Kedua, selama kampanye Pemilu, kandidat yang terhubung dengan partai diuntungkan dari sumber daya yang partai mereka berikan selama masa kampanye pemilu. Berdasarkan platform kebijakan atau manifesto partai mereka, para kandidat ini memberikan suara yang konsisten pada kebijakan, dan memiliki arah kebijakan yang jelas jika terpilih hingga pemerintahan. Ketiga, mewakili kebutuhan masyarakat akan adanya saluran demokrasi diharapkan mampu merepresentasikan keingian mereka pada pemerintahan yang akan berlangsung.

Apa yang terjadi di masyarakat berbeda dengan harapan kita sebagai warga negara. Selama ini partai politik bukan hanya bekerja bukan berdasarkan nilai – nilai humanisme dan demokrasi yang sehat namun partai politik menjadi ruang bagi sebagian elit yang memiliki berbagai sumber daya untuk melanggengkan kekuasaan yang dimiliki.

Tidak sedikit pula elit politik yang secara tidak langsung tidak melaksanakan amanah konstituen dalam periode kepemilihannya sehingga pada periode berikutnya tingkat kepercayaan masyarakat terhadap partai politik semakin menurun. Banyak kita lihat bagaimana berbegai kasus dan skandal para elit partai politik menjadi bumerang bagi partai politik maupun bagi keberlangsungan demokrasi itu sendiri.

Mengapa partai politik semakin tidak bisa menjalankan fungsinya sebagai elemen demokrasi, salah satu faktor yang menjadikan hal ini terjadi adalah tingginya biaya politik dan semakin pragmatisnya pengurus partai dalam menjalankan fungsi kepartaian.

Jika dirunut lebih jauh ada beberapa proses yang menjadi titik lemah mengapa selama ini partai politik tidak mampu menjalankan fungsinya secara idel, diawali proses rekrutmen calon anggota legsilatif (caleg) sebagaimana pengalaman beberapa kali Pemilu di Indonesia sangat memperihatinkan.

Parpol tidak memiliki proses pendidikan yang baik kepada kadernya sehingga partai politik tidak memiliki kader yang kredibel dan ideal untuk dicalonkan sehingga mereka memilih jalan pintas dengan parameter besarnya peluang keterpilihan caleg yang bersangkutan dengan mempertimbangkan caleg yang memiliki modal yang kuat atau memiliki dikenal masyarakat secara luas tanpa peduli dengan kapasitas maupun profesionalisme caleg pada.

Parpol termotivasi bahwa kebesaran sebuah parpol bukan ditentukan pada kuliatas tetapi ditentukan oleh berapa perolehan suara atau kursi yang akan diperoleh dalam sebuah ajang Pemilu.

Apalagi ada angka-angka politik yang harus dipenuhi dan menjadi target bagi setiap partai politik.
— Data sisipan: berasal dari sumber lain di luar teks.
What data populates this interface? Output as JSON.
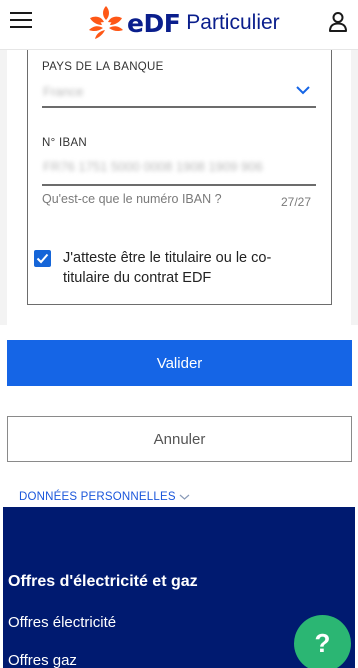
{
  "header": {
    "logo_text": "eDF",
    "logo_subtitle": "Particulier",
    "menu_icon": "hamburger-menu-icon",
    "account_icon": "user-account-icon"
  },
  "form": {
    "bank_country": {
      "label": "PAYS DE LA BANQUE",
      "value": "France"
    },
    "iban": {
      "label": "N° IBAN",
      "value": "FR76 1751 5000 0008 1908 1909 906",
      "help_link": "Qu'est-ce que le numéro IBAN ?",
      "char_count": "27/27"
    },
    "attestation": {
      "checked": true,
      "label": "J'atteste être le titulaire ou le co-titulaire du contrat EDF"
    }
  },
  "actions": {
    "validate_label": "Valider",
    "cancel_label": "Annuler"
  },
  "personal_data_link": "DONNÉES PERSONNELLES",
  "footer": {
    "section_title": "Offres d'électricité et gaz",
    "links": [
      "Offres électricité",
      "Offres gaz"
    ],
    "help_label": "?"
  },
  "colors": {
    "brand_blue": "#0a1e8c",
    "brand_orange": "#fe5716",
    "primary_button": "#1565e6",
    "footer_bg": "#001a70",
    "help_fab": "#2bb673"
  }
}
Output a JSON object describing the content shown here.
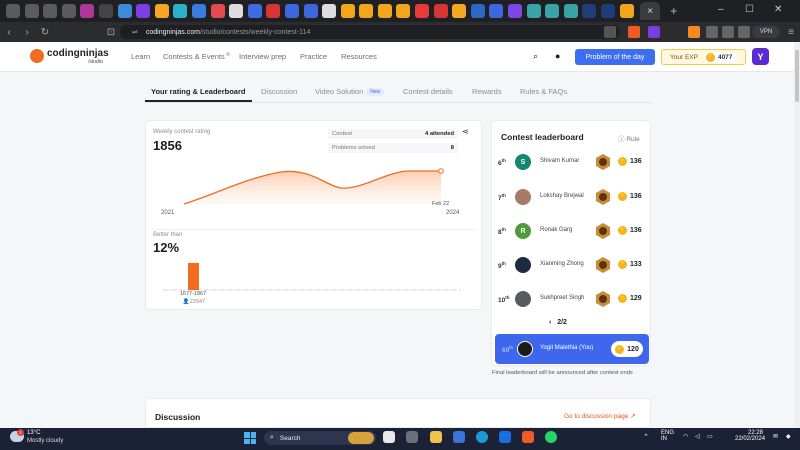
{
  "browser": {
    "url_host": "codingninjas.com",
    "url_path": "/studio/contests/weekly-contest-114",
    "new_tab_symbol": "+",
    "close_tab_symbol": "×",
    "vpn_label": "VPN",
    "nav_icons": [
      "back-icon",
      "forward-icon",
      "reload-icon"
    ]
  },
  "header": {
    "logo_text": "codingninjas",
    "logo_sub": "/studio",
    "nav": [
      "Learn",
      "Contests & Events",
      "Interview prep",
      "Practice",
      "Resources"
    ],
    "problem_of_day": "Problem of the day",
    "exp_label": "Your EXP",
    "exp_value": "4077",
    "avatar_initial": "Y"
  },
  "tabs": [
    {
      "label": "Your rating & Leaderboard",
      "active": true
    },
    {
      "label": "Discussion"
    },
    {
      "label": "Video Solution",
      "badge": "New"
    },
    {
      "label": "Contest details"
    },
    {
      "label": "Rewards"
    },
    {
      "label": "Rules & FAQs"
    }
  ],
  "rating": {
    "label": "Weekly contest rating",
    "value": "1856",
    "stats": [
      {
        "key": "Contest",
        "value": "4 attended"
      },
      {
        "key": "Problems solved",
        "value": "8"
      }
    ],
    "year_start": "2021",
    "year_end": "2024",
    "last_point_label": "Feb 22",
    "better_than_label": "Better than",
    "better_than_value": "12%",
    "range_label": "1677-1867",
    "participants": "22947",
    "accent": "#f26b21"
  },
  "leaderboard": {
    "title": "Contest leaderboard",
    "rule_label": "Rule",
    "rows": [
      {
        "rank": "6",
        "suffix": "th",
        "initial": "S",
        "avatar_color": "#16866e",
        "name": "Shivam Kumar",
        "score": "136"
      },
      {
        "rank": "7",
        "suffix": "th",
        "initial": "",
        "avatar_color": "#a87b66",
        "name": "Lokshay Brejwal",
        "score": "136"
      },
      {
        "rank": "8",
        "suffix": "th",
        "initial": "R",
        "avatar_color": "#4f9a3a",
        "name": "Ronak Garg",
        "score": "136"
      },
      {
        "rank": "9",
        "suffix": "th",
        "initial": "",
        "avatar_color": "#1d2c40",
        "name": "Xianming Zhong",
        "score": "133"
      },
      {
        "rank": "10",
        "suffix": "th",
        "initial": "",
        "avatar_color": "#565a63",
        "name": "Sukhpreet Singh",
        "score": "129"
      }
    ],
    "page": "2/2",
    "you": {
      "rank": "69",
      "suffix": "th",
      "name": "Yogit Malethia (You)",
      "score": "120"
    },
    "note": "Final leaderboard will be announced after contest ends"
  },
  "discussion": {
    "title": "Discussion",
    "link": "Go to discussion page"
  },
  "taskbar": {
    "temperature": "13°C",
    "condition": "Mostly cloudy",
    "notification_count": "1",
    "search": "Search",
    "lang": "ENG",
    "region": "IN",
    "time": "22:28",
    "date": "22/02/2024"
  }
}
Secara nasional papol harus menargetkan harus memperolah suara minimal sebagai syarat parliament threshold. Parpol juga harus mati-matian mendapatkan angka 25 persen suara sah nasional sebagai syarat untuk mengikuti pencalonan partai pada pemilihan presiden (pilpres).

Dilain hal, partai politik di daerah harus pula berjuang mencari angka suara terbanyak, sebab hal ini menjadi salah satu syarat untuk “menguasai” parlemen di daerah. Setidaknya hal inilah yang kemudian menjadi sebab bahwa parpol lebih mengutamakan merekrut masyarakat untuk menjadi caleg yang berpeluang menang meski minim pengalaman kepemimpinan menjadi caleg.

Kalau di pusat, kebanyakan yang direkrut adalah para artis dan pengusaha. Kalau di daerah yang paling banyak direkrut adalah keluarga para pejabat di daerah ataupun pengusaha dari luar daerah.

Tentu bukan sebuah permasalahan apabila mereka-mereka itu punya kapasitas dan pengalaman kepemimpinan.  Tetapi jika merujuk hasil pemilu maupun pilkada selama ini, pengalaman kepemimpinan dari caleg-caleg terpilih yang berasal dari kerabat pejabat dan pengusaha masih sangat diragukan.

Idealnya, rekrutmen kader partai politik harus melalui proses yang sistematis dan terstruktur serta harus didasarkan pada kebutuhan partai politik. Partai politik harus menjadikan dirinya sebagai media sekolah politik bagi anggota dan konstituennya melewati rekruitmen yang jelas, pola seleksi yang profesional berdasarkan pola ujian dan seleksi yang profesional yang pada akhirnya perlu dilakukan promosi anggota untuk jabatan-jabatan publik yang dianggap lulus dalam proses pendidikan politik.

Ada beberapa point yang bisa menjadi bahan edukasi bagi kader dan konstituen yaitu partai politik harus memberikan proses belajar dan mengajar tentang kepemimpinan, etika politik, konflik dan konsensus, pengambilan keputusan dan teknik-teknik berorganisasi lainnya bagi anggota-anggotanya. Agar kelak ketika anggota parpol tersebut terpilih sebagai pejabat publik, mereka telah memiliki bekal kepemimpinan yang dapat bermanfaat bagi banyak orang.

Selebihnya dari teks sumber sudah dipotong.